To keep your cholesterol levels in check, your doctor may prescribe a statin as part of your new diabetes treatment. Your doctor may also add medications to manage blood pressure. Ask to have your cholesterol levels checked at least three to six months after starting treatment to make sure they’re tracking in the right direction.
Blood pressure levels should be checked at each doctor’s visit.
9. Can you check my feet?
Diabetes is known to wreak silent havoc on feet if your blood sugar isn’t controlled. Chronically high blood sugar levels may lead to:
- nerve damage
- foot deformities
- foot ulcers that won’t heal
- blood vessel damage, leading to poor blood flow
in your feet
Ask your doctor to peek at your feet at every visit, and have a comprehensive exam at the one-year mark after starting a new treatment to make sure your feet are healthy. If you have foot problems or a foot injury, consult your doctor right away.
10. Will I ever be able to stop this treatment?
In some cases, diabetes treatment may be temporary. If lifestyle changes such as a healthier diet, regular exercise, and weight loss are successful, you may be able to stop taking or reduce some medication.
11. Should I have my kidney function checked?

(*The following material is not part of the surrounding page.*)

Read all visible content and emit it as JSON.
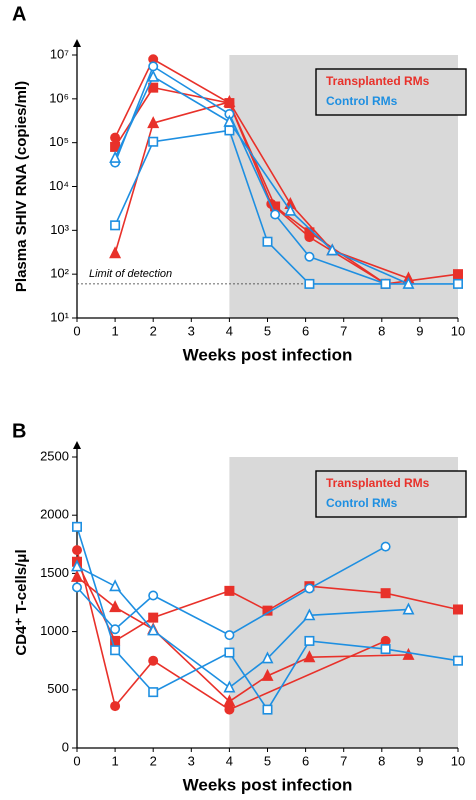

Uncontrolled blood sugar may lead to kidney damage. A few months into a new treatment, it’s a good idea to have your doctor order a test to check for protein in your urine. If the test is positive, it indicates your kidney function may be compromised and your new treatment may not be working well.
Your diabetes treatment plan is unique to you. It’s not static and may change many times throughout your life. Different factors will influence your treatment such as your other health conditions, your activity level, and your ability to tolerate your medication. Therefore, it’s important to ask your doctor whatever questions you have about your treatment. It’s also vital to stay in touch with your doctor as directed so they can evaluate any new symptoms or side effects as soon as possible.